Alguns pesquisadores evitam escolher lados quando se trata das várias soluções propostas para o paradoxo da informação. “Gosto de ter uma visão um pouco mais pluralista das coisas. Não acho que deva haver uma abordagem”, diz AW Peet, físico da Universidade de Toronto que usou bolas de fuzz em seu trabalho sobre o paradoxo da informação. Ultimamente, porém, eles têm seguido o princípio holográfico, que trata os buracos negros como telas bidimensionais em vez de objetos 3D, com informações consumidas preservadas no horizonte de eventos.
“Acho que as discussões entre pessoas que estão adotando abordagens diferentes produziram alguns resultados muito frutíferos”, observa Peet, mas “acho que talvez o impulso para chegar a uma 'resposta verdadeira' para uma pergunta e desconsiderar outras abordagens pode não ser o caminho mais frutífero a seguir.”
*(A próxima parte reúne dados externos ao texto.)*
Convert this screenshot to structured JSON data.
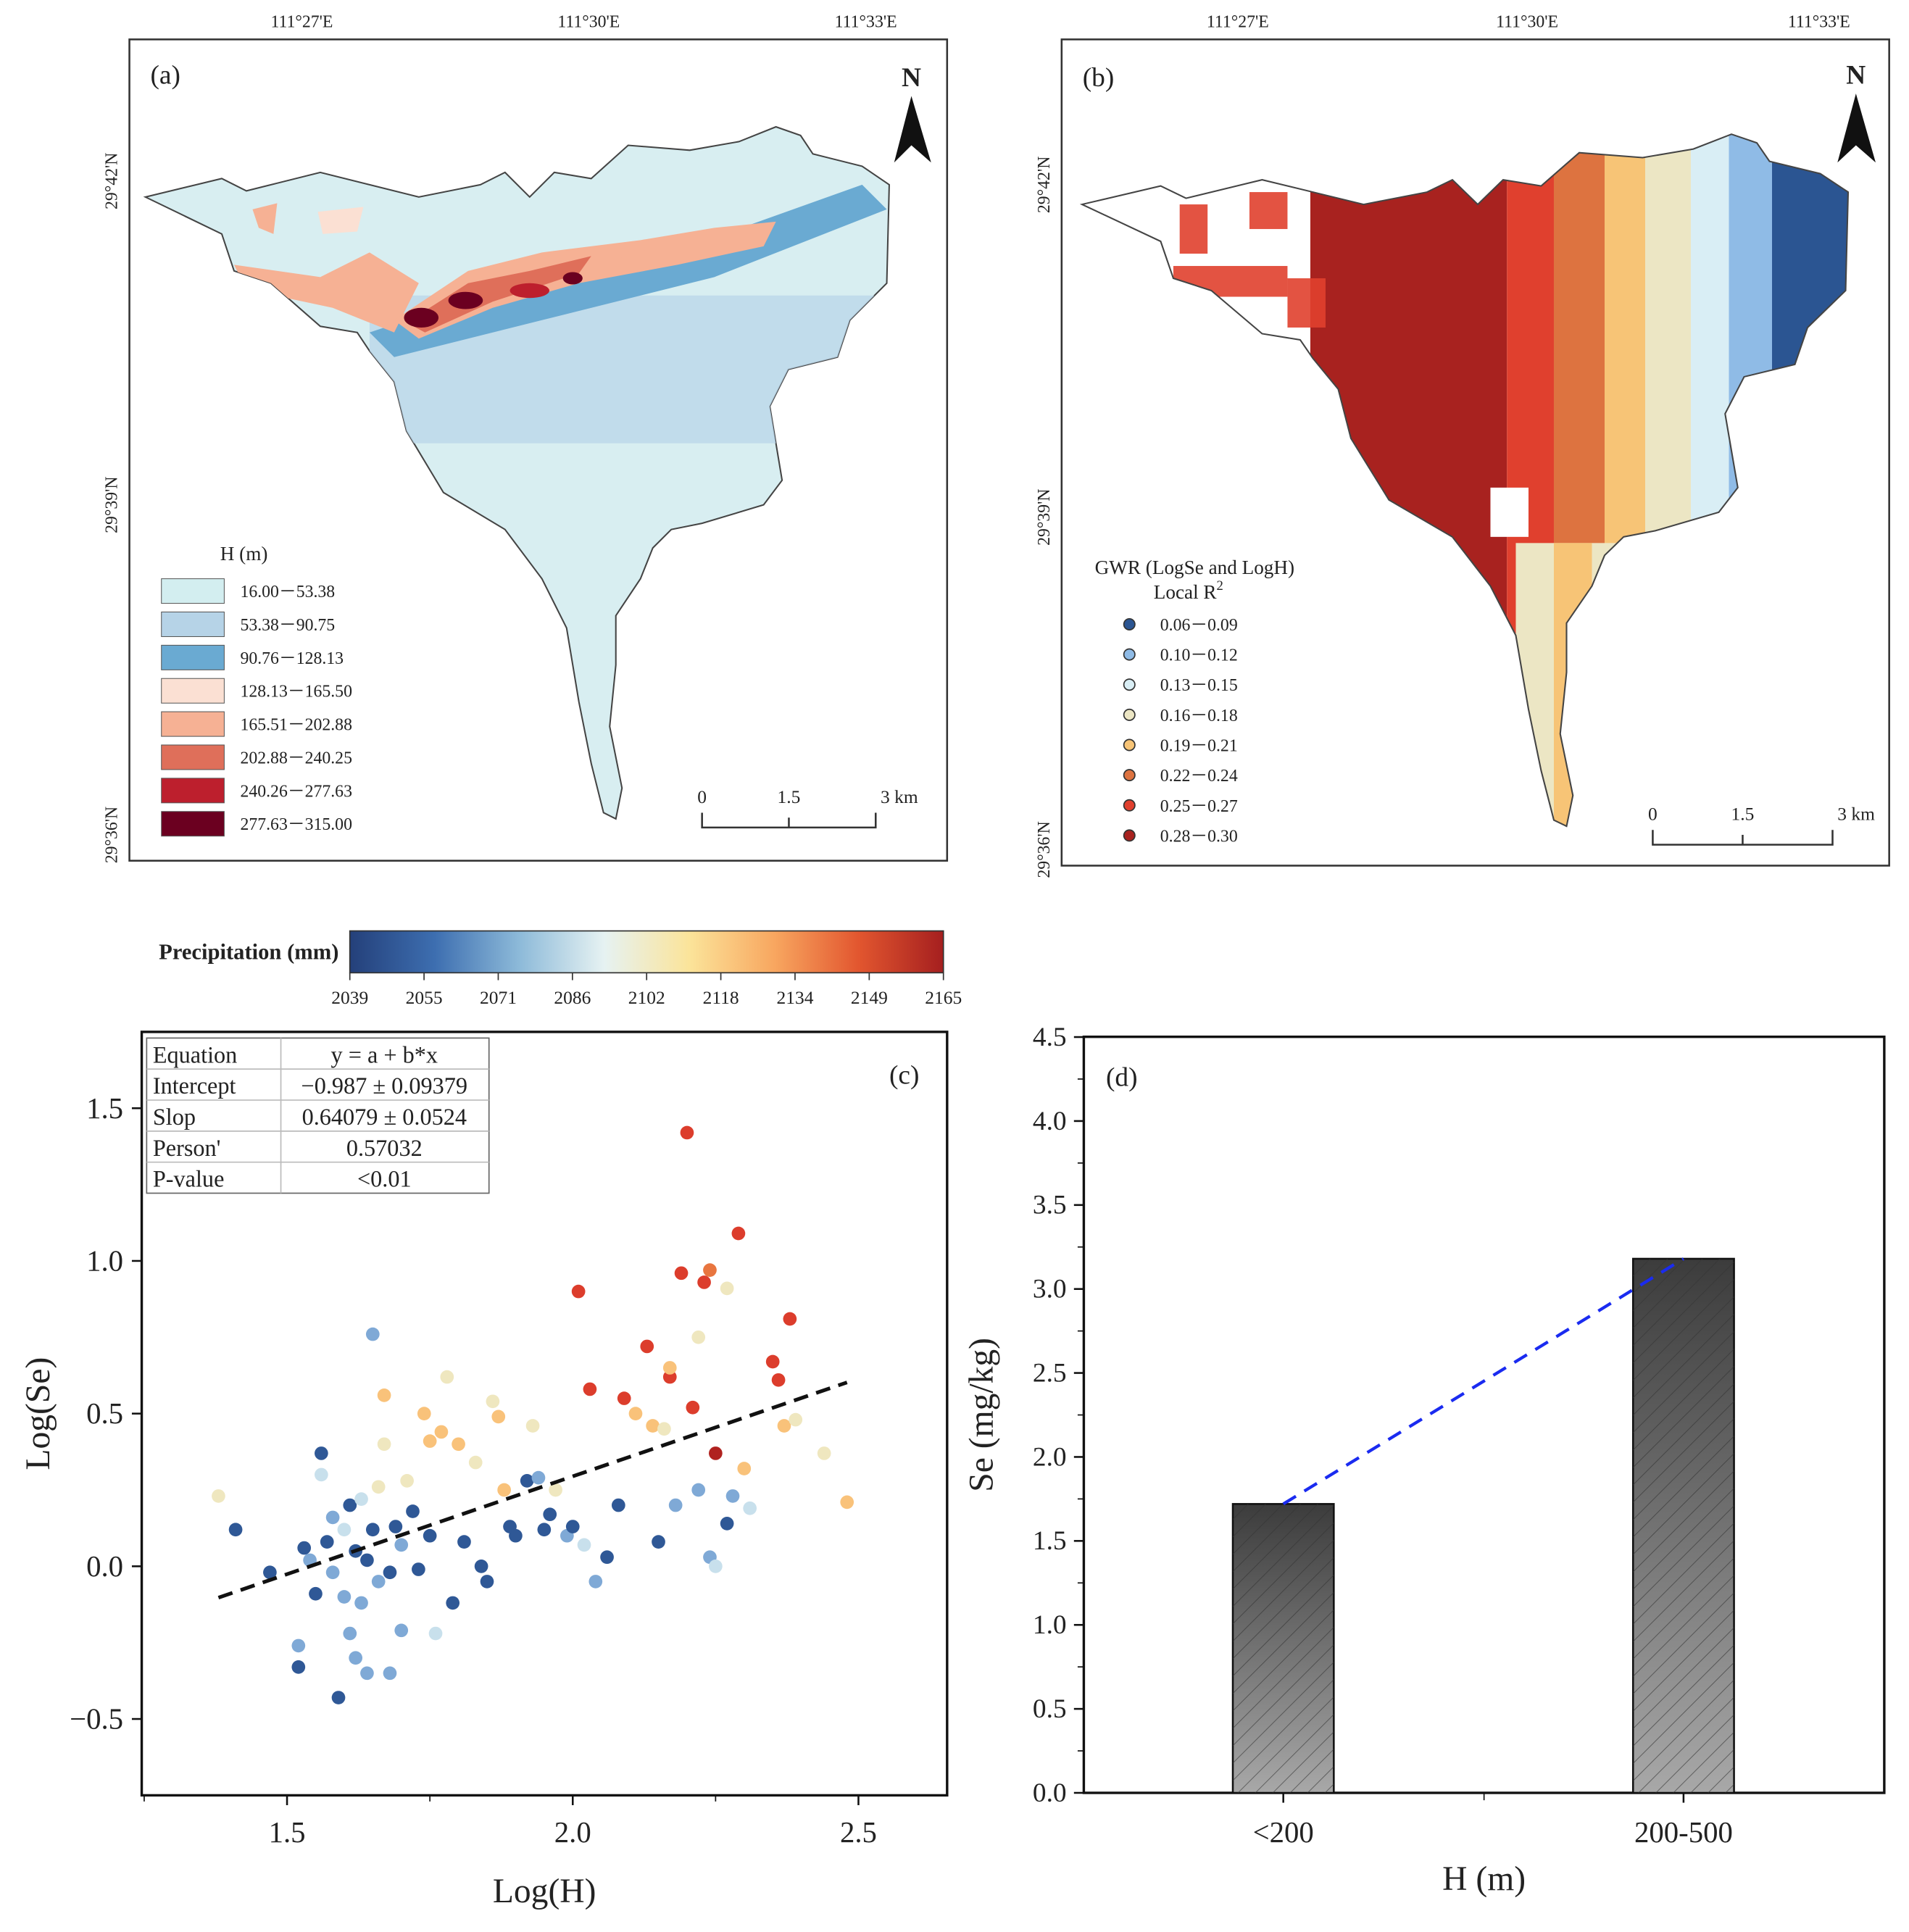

Madeiros diz que ela também não é casada com nenhuma teoria. Ainda assim, ela observa que os cientistas estão no início de uma nova era da astrofísica dos buracos negros. “Acho que este é o começo do que espero que seja um novo campo muito frutífero, onde possamos finalmente reunir astrofísica e teoria de alta energia.”
Enquanto isso, o trabalho de Mathur não para em fuzzballs. Ele agora está aplicando suas descobertas ao resto do universo, já que sua expansão é quase uma imagem espelhada de um buraco negro se contraindo. “Tudo o que você entende no céu, primeiro precisa entender a magia dos buracos negros”, diz Mathur. “A gravidade quântica mudou toda a estrutura do buraco negro. Então agora a questão é: 'O que isso faz por toda a estrutura de toda a cosmologia?' Acho que mudou”.